Terzapagina. Dal Giappone fino a Lecce con un sogno: aprire un ristorante
È la storia di Kazuto Morita, diciassettenne arrivato in Italia col progetto High school di Wep, organizzazione nel settore degli scambi linguistici e culturali: l'obiettivo è una propria attività dove cucinare. Il nome? "Beggiu"
LECCE - “Dal Giappone con furore”: così si potrebbe riassumere l’esperienza di Kazuto Morita, 17 anni, residente ad Osaka e ospitato dalla famiglia Pisacane, a Lecce. per un anno intero. Dai grattacieli al mare, Kazuto ha scelto di venire in Italia con il programma High School di Wep, organizzazione leader nel settore degli scambi linguistici e culturali. "Voglio imparare a cucinare – spiega -. Quale posto migliore del vostro paese per conoscere i segreti della tavola? Il mio sogno – aggiunge in perfetto leccese - è aprire un ristorante e chiamarlo 'Beggiu'".

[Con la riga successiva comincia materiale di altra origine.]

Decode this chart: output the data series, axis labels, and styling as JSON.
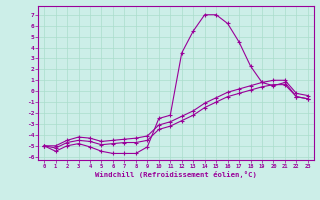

Le prime difficoltà ormai sono state superate, principalmente il problema della lingua. «Gli italiani parlano molto velocemente e all’inizio potevo fare affidamento solo sull’inglese. Ora però – aggiunge orgoglioso - capisco quasi tutto, anche se continuo ad avere problemi con il dialetto». «Vorrei imparare lo spagnolo – aggiunge -, ma mi sa che devo andare per gradi». Come previsto dal programma High School, che inserendo gli studenti in una scuola superiore locale e in una famiglia del posto permette un’immersione integrale nella cultura e nello stile di vita del paese, Kazuto frequenta l’istituto Marcelline con la sorella ospitante, dove ha avuto occasione di incontrare molte persone.

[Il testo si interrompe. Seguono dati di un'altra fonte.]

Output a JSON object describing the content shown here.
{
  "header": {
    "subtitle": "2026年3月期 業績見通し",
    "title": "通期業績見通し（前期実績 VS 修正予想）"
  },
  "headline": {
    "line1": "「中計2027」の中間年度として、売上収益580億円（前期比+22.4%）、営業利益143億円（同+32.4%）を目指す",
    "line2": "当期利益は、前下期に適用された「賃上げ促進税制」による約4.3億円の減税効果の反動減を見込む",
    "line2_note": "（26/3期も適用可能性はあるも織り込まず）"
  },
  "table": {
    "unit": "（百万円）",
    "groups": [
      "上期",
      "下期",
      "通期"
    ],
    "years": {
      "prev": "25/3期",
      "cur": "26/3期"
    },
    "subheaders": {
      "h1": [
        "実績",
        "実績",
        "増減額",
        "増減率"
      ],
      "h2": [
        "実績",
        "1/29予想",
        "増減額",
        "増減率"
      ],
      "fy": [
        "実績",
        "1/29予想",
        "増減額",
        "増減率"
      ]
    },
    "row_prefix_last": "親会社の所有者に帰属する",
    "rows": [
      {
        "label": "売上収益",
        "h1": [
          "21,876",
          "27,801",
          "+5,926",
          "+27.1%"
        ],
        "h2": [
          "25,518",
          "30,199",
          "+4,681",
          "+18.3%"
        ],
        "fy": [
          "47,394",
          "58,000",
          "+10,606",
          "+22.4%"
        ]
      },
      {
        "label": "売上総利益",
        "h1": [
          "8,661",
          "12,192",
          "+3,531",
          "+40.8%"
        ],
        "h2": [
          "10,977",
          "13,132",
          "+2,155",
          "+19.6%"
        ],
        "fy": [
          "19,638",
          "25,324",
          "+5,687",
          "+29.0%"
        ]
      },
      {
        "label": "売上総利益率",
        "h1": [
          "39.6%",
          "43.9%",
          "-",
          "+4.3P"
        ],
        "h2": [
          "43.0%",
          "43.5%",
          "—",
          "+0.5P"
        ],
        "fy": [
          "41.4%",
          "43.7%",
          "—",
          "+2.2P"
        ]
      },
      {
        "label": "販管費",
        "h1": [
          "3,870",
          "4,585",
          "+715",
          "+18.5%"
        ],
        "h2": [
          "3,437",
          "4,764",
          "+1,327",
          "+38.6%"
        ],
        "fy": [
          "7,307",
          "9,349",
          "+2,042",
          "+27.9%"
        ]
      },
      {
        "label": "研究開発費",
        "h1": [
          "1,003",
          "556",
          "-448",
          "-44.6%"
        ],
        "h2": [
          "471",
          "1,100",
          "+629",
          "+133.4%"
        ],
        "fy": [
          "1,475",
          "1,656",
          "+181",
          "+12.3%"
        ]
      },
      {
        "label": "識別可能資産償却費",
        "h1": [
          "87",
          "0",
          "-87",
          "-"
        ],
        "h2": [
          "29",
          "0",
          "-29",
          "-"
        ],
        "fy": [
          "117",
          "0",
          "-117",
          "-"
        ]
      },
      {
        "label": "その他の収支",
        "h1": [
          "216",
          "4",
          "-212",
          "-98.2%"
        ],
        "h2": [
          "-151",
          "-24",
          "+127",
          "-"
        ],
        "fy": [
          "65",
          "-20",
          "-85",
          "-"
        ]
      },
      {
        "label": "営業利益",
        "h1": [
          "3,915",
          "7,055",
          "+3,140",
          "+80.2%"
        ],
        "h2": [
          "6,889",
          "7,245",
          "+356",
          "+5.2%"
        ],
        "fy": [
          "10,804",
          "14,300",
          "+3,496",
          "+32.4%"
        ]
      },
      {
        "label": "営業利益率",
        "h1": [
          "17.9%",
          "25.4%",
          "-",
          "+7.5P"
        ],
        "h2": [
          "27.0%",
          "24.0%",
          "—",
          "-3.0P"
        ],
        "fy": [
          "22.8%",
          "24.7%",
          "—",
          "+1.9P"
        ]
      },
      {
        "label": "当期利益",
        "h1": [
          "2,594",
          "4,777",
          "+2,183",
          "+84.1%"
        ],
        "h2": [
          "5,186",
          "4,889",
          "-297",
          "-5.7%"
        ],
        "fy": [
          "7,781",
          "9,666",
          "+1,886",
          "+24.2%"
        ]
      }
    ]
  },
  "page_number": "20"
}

«Ora ho un migliore amico italiano – precisa – si chiama Alessandro». Nel tempo libero gioca a basket, esce con gli amici e vorrebbe trovarsi una fidanzata. «Le ragazze italiane sono bellissime», scherza il piccolo latin lover con gli occhi a mandorla. «L’Italia è molto diversa dal Giappone – riflette -. Noi in casa non mettiamo mai le scarpe, non mangiamo le lasagne e non siamo calorosi. All’inizio – ammette – i baci e gli abbracci mi mettevano a disagio, ma ora mi sono abituato e le pacche sulle spalle le do anche io».
«La mia più grande paura – racconta Kazuto – era quella di rimanere solo a Capodanno. Per noi l’inizio del nuovo anno è una grande festa da trascorrere con gli amici, qui avevo timore di avere nostalgia di casa. Alla fine mi sono sentito a casa proprio qui a Lecce. Sono andato a una festa dove conoscevo quasi tutti, ho ballato, scherzato e sono stato molto bene».

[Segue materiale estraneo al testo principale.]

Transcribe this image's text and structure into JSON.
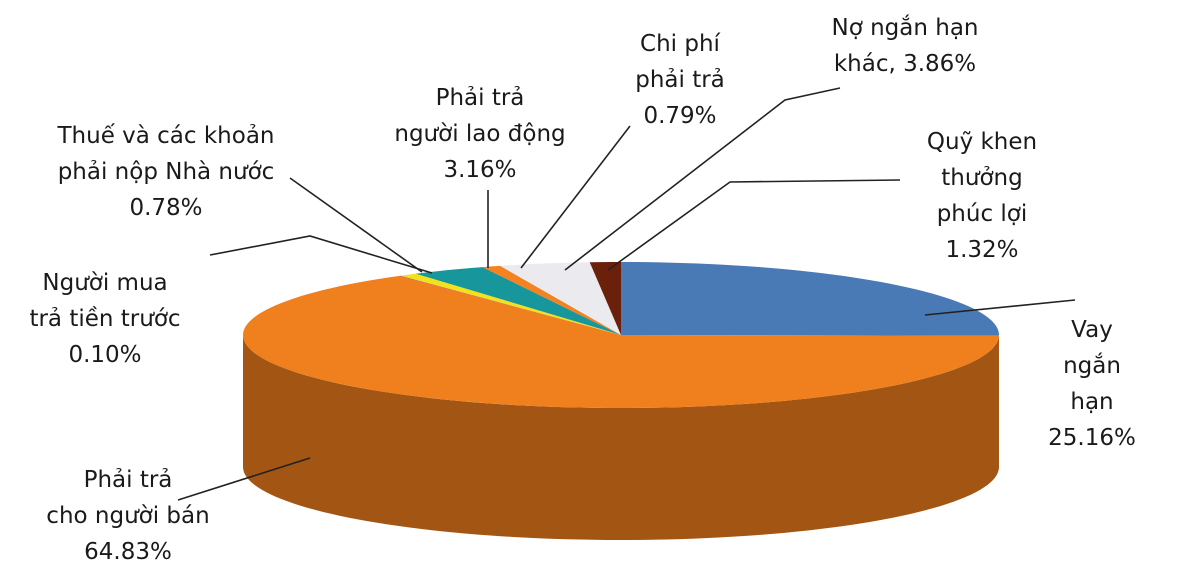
{
  "chart_data": {
    "type": "pie3d",
    "categories": [
      "Vay ngắn hạn",
      "Phải trả\ncho người bán",
      "Người mua\ntrả tiền trước",
      "Thuế và các khoản\nphải nộp Nhà nước",
      "Phải trả\nngười lao động",
      "Chi phí\nphải trả",
      "Nợ ngắn hạn\nkhác,",
      "Quỹ khen\nthưởng\nphúc lợi"
    ],
    "values": [
      25.16,
      64.83,
      0.1,
      0.78,
      3.16,
      0.79,
      3.86,
      1.32
    ],
    "value_labels": [
      "25.16%",
      "64.83%",
      "0.10%",
      "0.78%",
      "3.16%",
      "0.79%",
      "3.86%",
      "1.32%"
    ],
    "colors": [
      "#4a7ab5",
      "#f07f1e",
      "#c0504d",
      "#f2e21c",
      "#17969c",
      "#f58220",
      "#ebebef",
      "#6b200b"
    ]
  }
}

«Per noi è parte della famiglia– spiega la signora Pisacane -, ormai cucina, parla un italiano perfetto e insegna a noi il giapponese. Mi sono buttata in quest’esperienza perché mia figlia, 16 anni, voleva un fratello. Non è il primo ragazzo che abbiamo ospitato, ma con lui si è creato un legame speciale sin da quando siamo andate a prenderlo all’aeroporto con tanto di striscioni di benvenuto. All’inizio in paese ci guardavano titubanti, ora molte persone vogliono vivere lo stesso arricchente scambio. Avere un ragazzo in casa che proviene da una cultura molto diversa è stimolante non solo per i ragazzi, ma anche per noi genitori che sono costretti a mettersi in gioco. Poi – aggiunge – ora è lui da noi, ma prossimamente andremo noi da lui».
Il viaggio in Italia per Kazuto però sta volgendo al termine. «A giugno tornerò in Giappone – spiega -. In valigia vorrei mettere tutti i miei nuovi amici, ma non avendo una borsa così grossa porterò solo la macchinetta del caffè. Voglio fare bere a tutti i giapponesi il caffè macchiato!».